Roberts spoke freely Tuesday night, stepping away from the podium and closer to the gathered crowd.
“I wish I could tell you things were all right after my Dad committed suicide,” she said.
Roberts said she dealt with the pain, with the anger—not at her father, but at God—with drinking.
“Where was God?” Roberts remembers asking herself.
Her mother offered to get her counseling, suggested she talk with someone. It was the stigma that kept her from receiving that help, she said, the fear of being labeled “crazy” for asking for help.
“The thoughts that consumed me,” said Roberts, “destroyed me.”
Call Two
After several years, Roberts said she learned how to find peace. She married and had two children of her own.
But one day, another call came in. She was told to call her mother’s house. Once again, the police answered.
Roberts’ mother took her own life at the age of 70 in the same manner, in the same bedroom her father had taken his life years before.
“I can’t go through this again,” Roberts told her husband.
This time, she had the support of her own family to lean on.

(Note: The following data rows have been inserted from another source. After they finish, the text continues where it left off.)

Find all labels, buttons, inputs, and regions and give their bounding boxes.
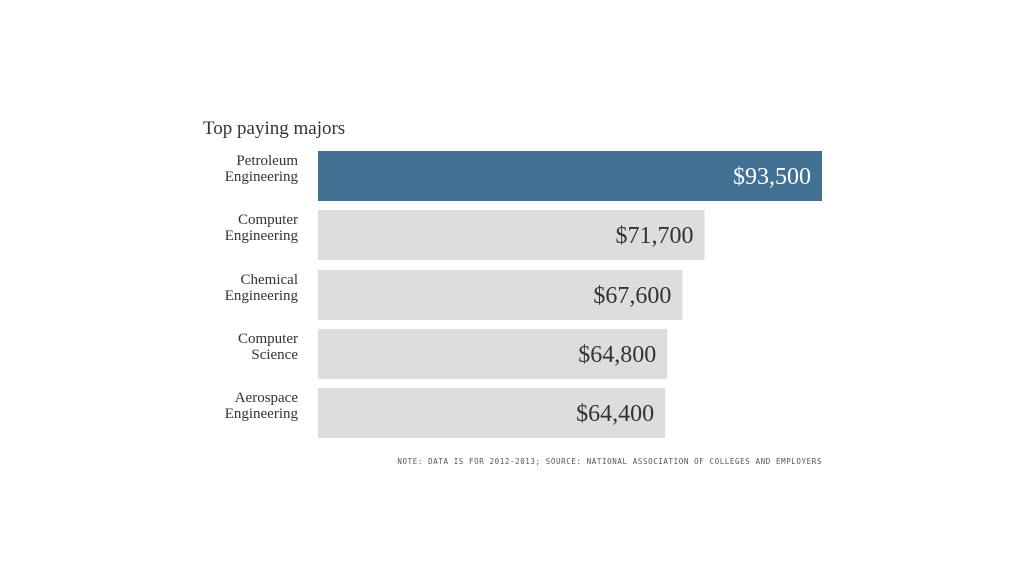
category-label-3-line-1: Science: [251, 347, 298, 363]
chart-title: Top paying majors: [203, 118, 346, 139]
bar-3: [318, 329, 668, 379]
category-label-4-line-1: Engineering: [225, 406, 299, 422]
source-note: NOTE: DATA IS FOR 2012-2013; SOURCE: NAT…: [397, 457, 822, 466]
bar-0: [318, 151, 822, 201]
value-label-4: $64,400: [576, 401, 654, 427]
bar-2: [318, 270, 683, 320]
bar-4: [318, 388, 666, 438]
value-label-3: $64,800: [578, 342, 656, 368]
category-label-0-line-0: Petroleum: [236, 153, 298, 169]
category-label-1-line-0: Computer: [238, 212, 298, 228]
value-label-2: $67,600: [593, 283, 671, 309]
category-label-2-line-1: Engineering: [225, 288, 299, 304]
category-label-3-line-0: Computer: [238, 331, 298, 347]
category-label-2-line-0: Chemical: [241, 272, 298, 288]
value-label-0: $93,500: [733, 164, 811, 190]
value-label-1: $71,700: [616, 223, 694, 249]
category-label-1-line-1: Engineering: [225, 228, 299, 244]
category-label-4-line-0: Aerospace: [235, 390, 299, 406]
category-label-0-line-1: Engineering: [225, 169, 299, 185]
bar-1: [318, 210, 705, 260]
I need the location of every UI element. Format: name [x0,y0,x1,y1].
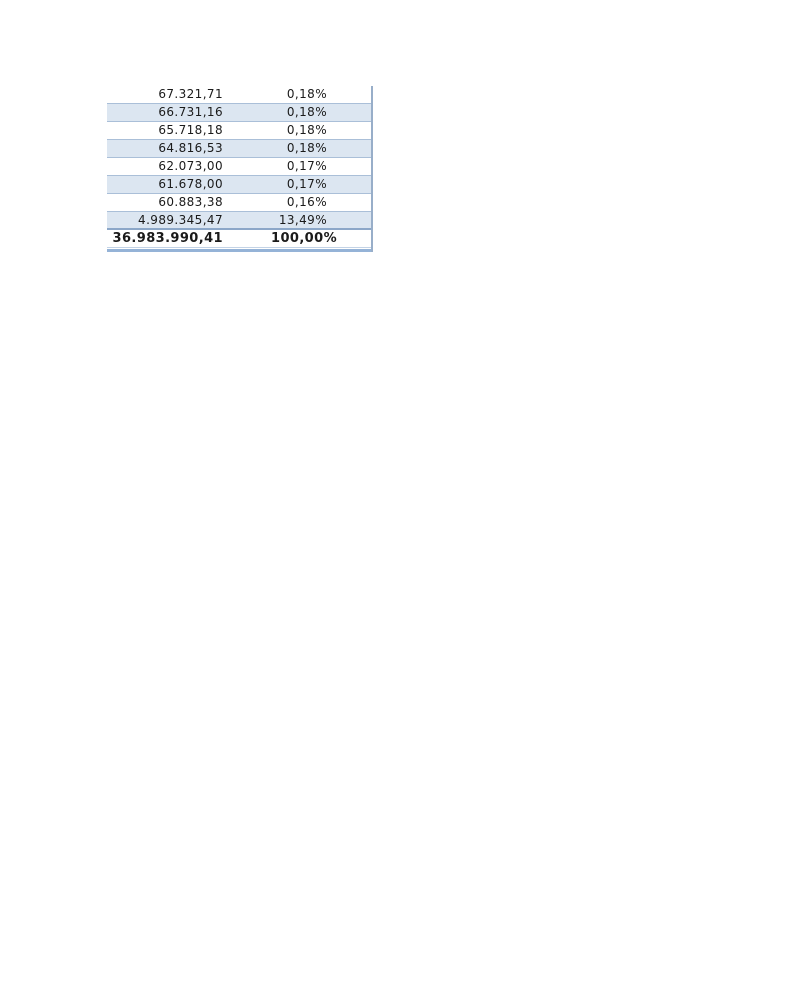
table-row: 61.678,00 0,17% [107,176,371,194]
table-row: 67.321,71 0,18% [107,86,371,104]
amount-cell[interactable]: 66.731,16 [158,105,223,119]
percent-cell[interactable]: 0,18% [286,141,327,155]
percent-cell[interactable]: 13,49% [278,213,327,227]
table-row: 66.731,16 0,18% [107,104,371,122]
data-table: 67.321,71 0,18% 66.731,16 0,18% 65.718,1… [107,86,373,252]
amount-cell[interactable]: 67.321,71 [158,87,223,101]
table-row: 4.989.345,47 13,49% [107,212,371,230]
percent-cell[interactable]: 0,18% [286,123,327,137]
table-row: 65.718,18 0,18% [107,122,371,140]
amount-cell[interactable]: 4.989.345,47 [138,213,223,227]
amount-cell[interactable]: 60.883,38 [158,195,223,209]
table-row: 60.883,38 0,16% [107,194,371,212]
amount-cell[interactable]: 62.073,00 [158,159,223,173]
amount-cell[interactable]: 61.678,00 [158,177,223,191]
total-row: 36.983.990,41 100,00% [107,230,371,248]
table-row: 62.073,00 0,17% [107,158,371,176]
total-amount-cell[interactable]: 36.983.990,41 [112,231,223,246]
amount-cell[interactable]: 64.816,53 [158,141,223,155]
percent-cell[interactable]: 0,18% [286,87,327,101]
amount-cell[interactable]: 65.718,18 [158,123,223,137]
table-row: 64.816,53 0,18% [107,140,371,158]
percent-cell[interactable]: 0,17% [286,177,327,191]
table-bottom-rule [107,249,371,252]
percent-cell[interactable]: 0,18% [286,105,327,119]
percent-cell[interactable]: 0,16% [286,195,327,209]
total-percent-cell[interactable]: 100,00% [271,231,337,246]
percent-cell[interactable]: 0,17% [286,159,327,173]
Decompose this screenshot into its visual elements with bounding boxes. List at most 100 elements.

“My husband told me, ‘you can and you will,”’ she said.
She struggled, at times, with the questions.
“Why would my parents do this?”
Roberts joined a support group in Tuscaloosa to help her deal with the questions, with the pain. After her mother’s suicide, Roberts said she learned to focus on one breath at a time. When the dark thoughts would flood her mind, she learned to shift her focus. She’d force herself to think instead, she said, of her mother’s smile or of her laugh.
“The last few seconds of my parents’ life should not define them,” said Roberts.
Call Three and Beyond
In 2011, a final call came in: Roberts’ older brother had lost his own battle and committed suicide. He left behind a wife and five children, said Roberts.
As a three-time survivor of suicide, Roberts said she knows she has been called to provide a voice.
“Suicide thrives on silence,” she said.
It is important to educate people on what the look for, she said, on the warning signs of suicide, and teach them that it’s okay to ask—“are you okay?”
“The fact that you asked them won’t make them kill themselves,” she said.
Because suicide is often linked with impulsivity, Roberts said she is a proponent of measures that may help interrupt an individual from following through. Pills packed in individual bubble packs, for example, or gun safes with a suicide prevention hotline number on them, she said, might just cause a person contemplating suicide to pause and seek help instead.
Suicide prevention is a topic Roberts says should not be ignored or shuffled under the rug. In her own home, Roberts said she has spoken to her children about it. When her son found suicidal threats on one of his classmate’s social media platforms, Roberts’ son asked for her help.
“Call his mama,” he said. “I think he needs help.”
That’s how it should always go, said Roberts.